SELECTED POEMS

Lamentations

Perhaps all this was to awaken us to shapes 
of suffering: the bruise encircling 
a nurse’s mouth as she peels off her mask. 
Malls sparkling expectantly for no one. 
The migrants who built them huddled 
shoulder to shoulder on backs of trucks 
—all this we allowed to go past us 
without second glance. 

All this, we only began to see 
when we were made to stand a metre apart: 
a woman amid laden grocery carts 
cradling a bag of rice because all you need 
for porridge is water. A security guard 
falls asleep on his feet, then dreams 
of his daughter across the closed border. 
She wobbles on a stool, lathers her small hands 
with suds—I love you.
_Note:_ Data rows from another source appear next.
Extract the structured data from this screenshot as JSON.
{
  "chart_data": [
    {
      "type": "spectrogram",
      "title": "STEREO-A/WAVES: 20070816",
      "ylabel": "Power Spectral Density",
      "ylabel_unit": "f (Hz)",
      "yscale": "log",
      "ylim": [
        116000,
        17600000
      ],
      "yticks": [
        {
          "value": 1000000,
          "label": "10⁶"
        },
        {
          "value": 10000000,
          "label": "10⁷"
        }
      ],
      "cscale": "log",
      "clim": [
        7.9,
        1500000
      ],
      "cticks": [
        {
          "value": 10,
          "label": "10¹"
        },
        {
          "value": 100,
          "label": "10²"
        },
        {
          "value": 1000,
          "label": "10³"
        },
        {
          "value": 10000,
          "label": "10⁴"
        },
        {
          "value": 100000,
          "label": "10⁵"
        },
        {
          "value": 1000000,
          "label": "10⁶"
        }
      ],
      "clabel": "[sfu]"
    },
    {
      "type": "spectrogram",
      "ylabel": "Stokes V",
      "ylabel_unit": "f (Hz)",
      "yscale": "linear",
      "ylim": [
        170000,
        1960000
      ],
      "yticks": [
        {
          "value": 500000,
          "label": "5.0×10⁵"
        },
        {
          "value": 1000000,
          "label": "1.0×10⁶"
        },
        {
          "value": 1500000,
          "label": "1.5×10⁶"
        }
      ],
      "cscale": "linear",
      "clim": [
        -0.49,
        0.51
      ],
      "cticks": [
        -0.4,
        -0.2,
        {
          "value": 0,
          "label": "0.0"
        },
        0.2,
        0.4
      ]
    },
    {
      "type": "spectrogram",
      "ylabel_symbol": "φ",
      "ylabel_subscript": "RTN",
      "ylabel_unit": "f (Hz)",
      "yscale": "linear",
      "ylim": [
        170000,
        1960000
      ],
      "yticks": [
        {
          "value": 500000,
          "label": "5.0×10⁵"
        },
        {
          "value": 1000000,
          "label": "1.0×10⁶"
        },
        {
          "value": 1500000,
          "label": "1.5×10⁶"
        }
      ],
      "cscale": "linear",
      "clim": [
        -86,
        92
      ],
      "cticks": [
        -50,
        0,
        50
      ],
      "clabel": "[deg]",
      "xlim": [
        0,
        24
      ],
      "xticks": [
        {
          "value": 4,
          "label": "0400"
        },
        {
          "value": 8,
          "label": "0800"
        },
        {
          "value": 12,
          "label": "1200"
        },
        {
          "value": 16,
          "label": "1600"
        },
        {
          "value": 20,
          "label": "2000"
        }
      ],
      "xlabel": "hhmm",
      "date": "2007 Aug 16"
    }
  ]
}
Don’t be sick. 
I love you again—her voice wanders 

through lonely cities once thronged 
with people. Death distends, numbers 
lose their weight. At home, statistics split 
workers’ dorms from the rest of us. 
Our comfort feels like shame at first, 
then swells into an unsettling need 
for change. We must find the cracks 
where light comes through, then prise 
them wider. On Sunday, a taxi driver muses 
to his only passenger: How beautiful 
the empty roads, now we see more clearly 
the trees
. I finally hear something 

shaped like praise. Each morning, 
there is a moment before anything 
bad happens—I see this as promise. 
Each morning, the dark side of our planet 
curves towards a certain sun. I call this grace.